A écouter en boucle impérativement !

Arpèges 6 : Rick Wright

Posted by Lionel Sugier sur 21 novembre 2017

La première fois que j’ai écouté l’avant-dernier album de Pink Floyd, « The Division Bell », ça devait être en 1994 ou 1995, j’ai été happé par l’unique chanson composée par Richard (Rick) Wright seul, avec des paroles d’Anthony Moore, « Wearing The Inside Out ». Le reste du disque est dominé par David Gilmour, célèbre guitariste virtuose du Floyd, compositeur, auteur et chanteur principal.

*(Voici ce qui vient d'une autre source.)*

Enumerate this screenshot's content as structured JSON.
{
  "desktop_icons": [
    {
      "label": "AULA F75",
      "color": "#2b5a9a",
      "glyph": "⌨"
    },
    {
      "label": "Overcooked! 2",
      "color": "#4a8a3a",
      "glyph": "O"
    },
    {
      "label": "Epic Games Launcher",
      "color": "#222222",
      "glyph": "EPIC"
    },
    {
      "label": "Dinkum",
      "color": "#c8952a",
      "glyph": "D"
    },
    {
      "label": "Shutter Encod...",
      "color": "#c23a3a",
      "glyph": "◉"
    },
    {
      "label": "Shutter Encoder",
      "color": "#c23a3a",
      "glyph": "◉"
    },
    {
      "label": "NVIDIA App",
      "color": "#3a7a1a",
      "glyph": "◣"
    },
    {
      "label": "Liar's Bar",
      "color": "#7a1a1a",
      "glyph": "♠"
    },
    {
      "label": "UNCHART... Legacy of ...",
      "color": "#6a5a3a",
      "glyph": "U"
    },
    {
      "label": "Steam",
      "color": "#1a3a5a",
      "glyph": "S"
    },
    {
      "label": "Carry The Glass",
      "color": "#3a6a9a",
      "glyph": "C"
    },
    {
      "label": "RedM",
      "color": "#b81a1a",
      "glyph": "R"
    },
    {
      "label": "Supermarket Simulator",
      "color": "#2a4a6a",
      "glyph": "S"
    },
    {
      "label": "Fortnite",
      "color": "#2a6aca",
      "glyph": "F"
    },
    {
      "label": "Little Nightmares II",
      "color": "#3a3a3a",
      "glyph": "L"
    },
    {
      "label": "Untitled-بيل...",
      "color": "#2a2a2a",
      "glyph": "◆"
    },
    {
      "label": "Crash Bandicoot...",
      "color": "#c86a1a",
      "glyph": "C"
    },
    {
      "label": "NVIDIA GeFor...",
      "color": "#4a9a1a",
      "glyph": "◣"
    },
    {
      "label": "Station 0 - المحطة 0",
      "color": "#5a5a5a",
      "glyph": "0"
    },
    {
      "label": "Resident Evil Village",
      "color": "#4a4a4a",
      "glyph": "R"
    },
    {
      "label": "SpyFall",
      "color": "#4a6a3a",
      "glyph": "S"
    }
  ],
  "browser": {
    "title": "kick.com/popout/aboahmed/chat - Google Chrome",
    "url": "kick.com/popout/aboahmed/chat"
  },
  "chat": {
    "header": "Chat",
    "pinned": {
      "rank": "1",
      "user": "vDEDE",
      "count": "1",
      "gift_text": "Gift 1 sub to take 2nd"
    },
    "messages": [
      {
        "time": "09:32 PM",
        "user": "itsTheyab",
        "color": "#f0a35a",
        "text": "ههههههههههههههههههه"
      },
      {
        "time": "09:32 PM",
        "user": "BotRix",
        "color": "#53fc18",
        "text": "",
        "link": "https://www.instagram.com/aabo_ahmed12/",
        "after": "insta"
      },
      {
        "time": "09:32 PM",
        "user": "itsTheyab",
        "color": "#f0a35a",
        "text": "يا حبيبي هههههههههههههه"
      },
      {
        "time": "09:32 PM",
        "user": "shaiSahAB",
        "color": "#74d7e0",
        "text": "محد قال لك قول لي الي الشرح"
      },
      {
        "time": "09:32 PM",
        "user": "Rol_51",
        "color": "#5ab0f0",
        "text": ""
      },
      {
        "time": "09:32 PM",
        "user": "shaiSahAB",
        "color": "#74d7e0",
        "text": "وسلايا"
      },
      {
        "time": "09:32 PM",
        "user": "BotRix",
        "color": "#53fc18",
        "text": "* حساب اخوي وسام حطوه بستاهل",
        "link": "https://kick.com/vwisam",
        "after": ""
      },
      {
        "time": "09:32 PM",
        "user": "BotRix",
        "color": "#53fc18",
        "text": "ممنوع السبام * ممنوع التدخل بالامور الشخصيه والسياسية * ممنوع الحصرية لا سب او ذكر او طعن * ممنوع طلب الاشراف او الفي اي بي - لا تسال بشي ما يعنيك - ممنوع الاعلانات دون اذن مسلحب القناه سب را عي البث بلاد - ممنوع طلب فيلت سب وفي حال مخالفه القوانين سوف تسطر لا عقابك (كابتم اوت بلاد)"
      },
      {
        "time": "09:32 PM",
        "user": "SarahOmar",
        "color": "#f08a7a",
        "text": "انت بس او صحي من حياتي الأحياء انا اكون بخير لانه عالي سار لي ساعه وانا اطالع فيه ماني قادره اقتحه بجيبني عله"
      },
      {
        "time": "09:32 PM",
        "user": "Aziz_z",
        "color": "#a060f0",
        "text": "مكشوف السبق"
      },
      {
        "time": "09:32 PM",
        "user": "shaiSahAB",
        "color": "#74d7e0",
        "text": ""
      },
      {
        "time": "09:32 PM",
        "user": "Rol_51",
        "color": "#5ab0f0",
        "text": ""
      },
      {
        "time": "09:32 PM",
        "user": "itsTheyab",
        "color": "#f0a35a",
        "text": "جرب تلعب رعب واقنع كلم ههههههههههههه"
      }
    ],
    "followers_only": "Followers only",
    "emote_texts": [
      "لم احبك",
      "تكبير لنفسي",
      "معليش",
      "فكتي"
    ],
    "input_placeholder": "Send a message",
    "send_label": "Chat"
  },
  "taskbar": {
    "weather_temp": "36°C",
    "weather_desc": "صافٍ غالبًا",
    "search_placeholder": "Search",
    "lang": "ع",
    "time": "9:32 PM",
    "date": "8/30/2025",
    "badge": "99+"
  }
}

Historiquement, à l’époque du premier disque, « The Piper At The Gates Of Dawn » (1967), Pink Floyd était composé de Syd Barrett (guitare, chant, parolier et compositeur principal), Rick Wright (claviers, chant), Roger Waters (basse, chant, quelques compositions), Nick Mason (batterie). Puis Barrett est devenu « fou », détruit par la drogue, et le groupe l’a remplacé par David Gilmour (guitare, chant). Ont suivi une dizaine d’albums où chacun a pu composer, écrire, chanter, avec une domination de plus en plus importante de Roger Waters. Le point d’orgue de la célébrité du groupe date de 1973, avec l’album « Dark Side Of The Moon » et le méga-tube « Money ». À l’époque, si Waters était l’auteur de toutes les paroles, Wright, Mason et Gilmour participaient grandement aux compositions.

En 1979, avec « The Wall », Pink Floyd connaît un nouveau succès mondial. Tout le monde se souvient des choeurs (glaçants) d’enfants chantant « We don’t need education/ We don’t need no thought control/No dark sarcasm in the classroom/Teacher leave us kids alone » suivis par un solo ravageur de David Gilmour. Pendant la tournée monumentale de The Wall, Roger Waters se débarrasse de Richard Wright, qui mettra du temps à réintégrer le groupe. Son licenciement fait l’objet d’un contrat. Ambiance… On est loin des quatre copains qui montent un groupe pour s’amuser ensemble…

Depuis 1975 et le disque « Wish You Were Here », Wright n’avait plus rien composé. Les deux disques suivants de Pink Floyd, « Animals »(1977) et « The Wall » sont l’oeuvre quasi exclusive de Roger Waters, avec quelques crédits, pour la musique, au guitariste chanteur David Gilmour (1 titre sur 5 pour « Animals », 3 titres sur 26 pour « The Wall »). En virant Wright, Waters s’affirme comme le  patron de Pink Floyd. Le batteur, Nick Mason, bonne pâte, se contente de (bien) taper sur ses fûts, et Gilmour ne dit rien. Le dernier disque du Floyd avec Roger Waters, « The Final Cut », en 1983, ne mentionnera le groupe que comme interprétant un album conçu par Roger Waters, et Rick Wright a disparu. Cinq autres musiciens viennent « épauler » les 3 Floyd restants. Tout a été écrit et composé par Roger Waters, et seuls surnagent par endroits quelques solos de guitare de Gilmour pour rappeler l’ancien Pink Floyd (Ceci dit j’aime beaucoup ce disque, que les fans du Floyd adorent détester… Je crois que j’aime tout Pink Floyd… Une véritable addiction…)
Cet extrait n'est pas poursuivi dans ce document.